Despite a budget surplus of more than $19 billion, the Minnesota Senate on Tuesday approved a Housing budget agreement that includes a $745 million metro sales tax increase on Minnesotans – part of the nearly $10 billion in tax hikes proposed by legislative Democrats this year. The Housing conference committee reached the agreement behind closed doors, without input from Republicans on the conference committee. It passed the Senate on a party-line vote after Housing Committee Chair Lindsey Port (DFL- Burnsville) confirmed the bill included a tax increase.
“If the lack of solutions in the Democrats’ housing agreement weren’t bad enough, they are soaking Minnesotans for another $745 million on top of it,” said Senator Eric Lucero, the lead Republican on the Housing Committee. “With a record $19 billion surplus – and $1 billion set aside for housing – there is zero need to increase taxes on people who are already struggling to get by, especially a regressive sales tax. It is nothing short of absolutely outrageous.”
In addition to the massive tax increase, the Democrat housing agreement spends $92 million to create a new rental assistance program in the vein of the troubled and controversial RentHelpMN program. RentHelpMN was recently the subject of a damning audit, which found the Minnesota Housing Finance Agency badly administered the program.
Senate Republicans previously attempted to impose several guardrails and protections recommended by the Legislative Auditor on the new rental assistance program, to ensure it does not suffer from the same waste and mismanagement as RentHelpMN. Democrats rejected those efforts.
“A program to simply pay people’s rent is terribly misguided,” Lucero said. “It will not fix anything; the only outcome will be that we have made people complacent, encouraged landlords to raise rent prices even further, and created a cycle of government dependency. This one is worse than a band-aid because it’s actually causing damage.”

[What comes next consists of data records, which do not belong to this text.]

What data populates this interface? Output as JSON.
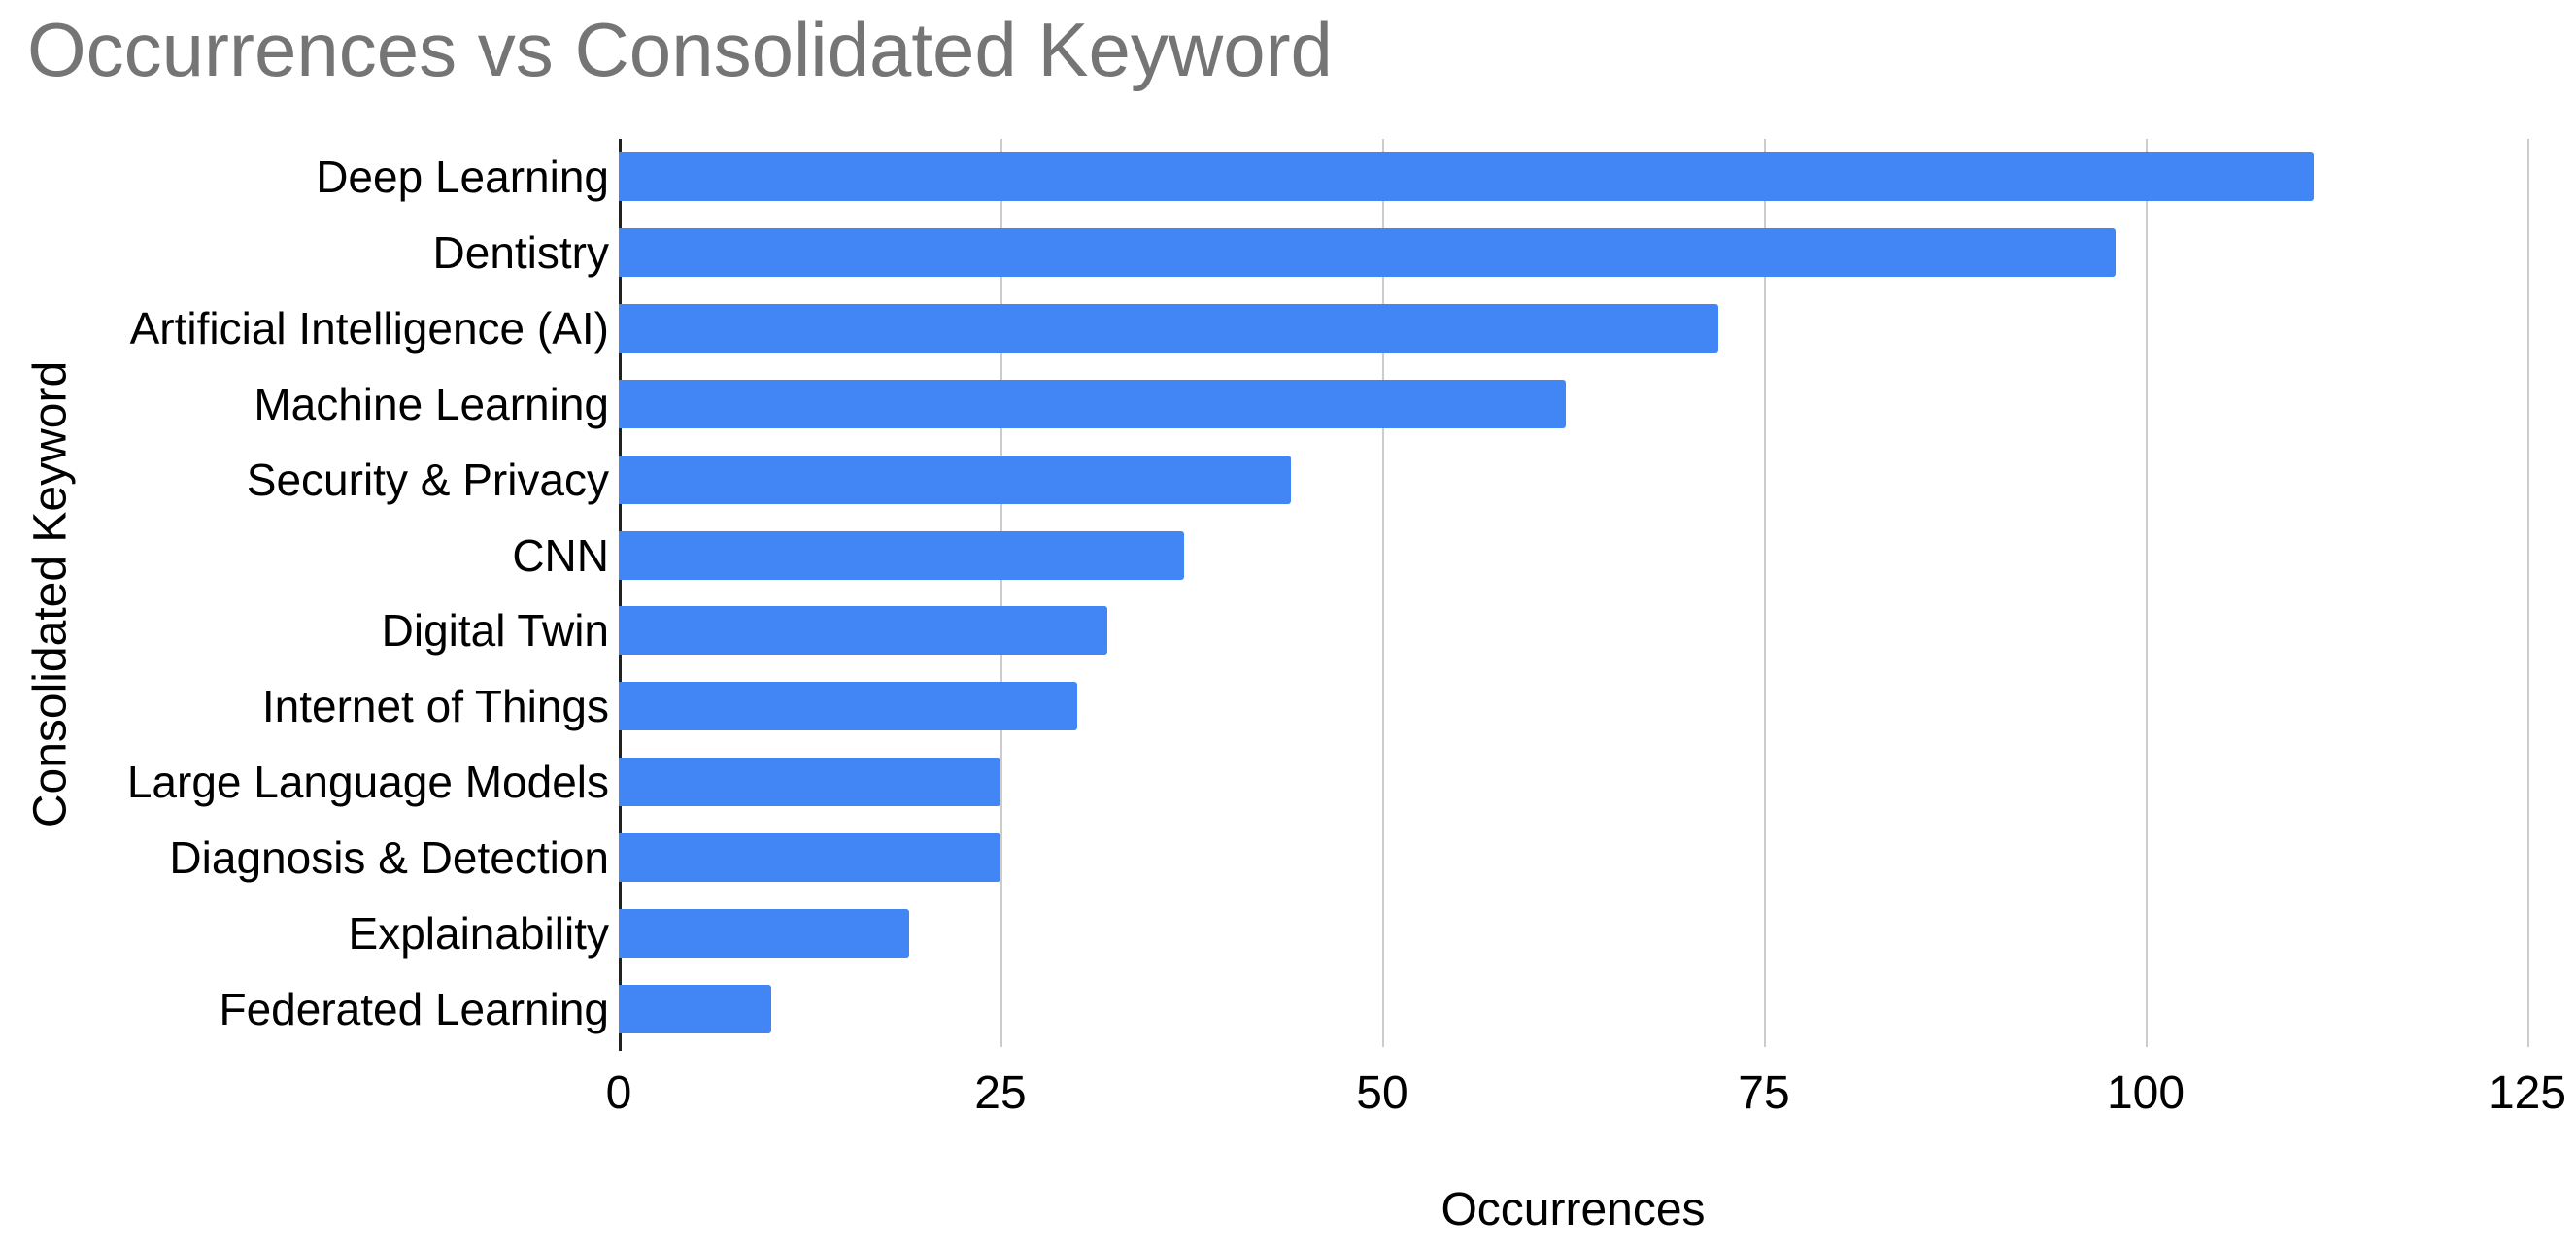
{
  "title": "Occurrences vs Consolidated Keyword",
  "x_axis": {
    "label": "Occurrences",
    "ticks": [
      0,
      25,
      50,
      75,
      100,
      125
    ],
    "range": [
      0,
      125
    ]
  },
  "y_axis": {
    "label": "Consolidated Keyword"
  },
  "colors": {
    "bar": "#4285f4",
    "title": "#757575",
    "gridline": "#cccccc",
    "baseline": "#212121",
    "axis_text": "#000000"
  },
  "chart_data": {
    "type": "bar",
    "orientation": "horizontal",
    "title": "Occurrences vs Consolidated Keyword",
    "xlabel": "Occurrences",
    "ylabel": "Consolidated Keyword",
    "categories": [
      "Deep Learning",
      "Dentistry",
      "Artificial Intelligence (AI)",
      "Machine Learning",
      "Security & Privacy",
      "CNN",
      "Digital Twin",
      "Internet of Things",
      "Large Language Models",
      "Diagnosis & Detection",
      "Explainability",
      "Federated Learning"
    ],
    "values": [
      111,
      98,
      72,
      62,
      44,
      37,
      32,
      30,
      25,
      25,
      19,
      10
    ],
    "xlim": [
      0,
      125
    ],
    "xticks": [
      0,
      25,
      50,
      75,
      100,
      125
    ],
    "grid": "vertical-only",
    "legend": "none",
    "bar_color": "#4285f4"
  }
}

The Democrat Housing agreement spends more than $1 billion on a variety of feel-good housing programs but fails to address the root causes of the state’s current housing crisis. The bill, which spends more than eight times the previous housing budget, does little to tackle the shortage of 95,000 available housing units and does nothing to reduce the onerous regulations that are driving up prices.
The median price of a new construction home in Minnesota is far higher than any neighboring states, despite similar weather and cost of building materials. Minnesota is $95,000 more expensive than Illinois and North Dakota; $120,000 more expensive than Wisconsin; $153,000 more expensive than Iowa; and $173,000 more expensive than South Dakota. (Zondra, March 2023.)
“This housing budget agreement is a gigantic, missed opportunity,” Lucero added. “Instead of addressing the real problems that cause housing to be so expensive here, Democrats have nothing better to offer than band-aid solutions that will exacerbate our problems in the long run and enormous tax hikes on Minnesotans.”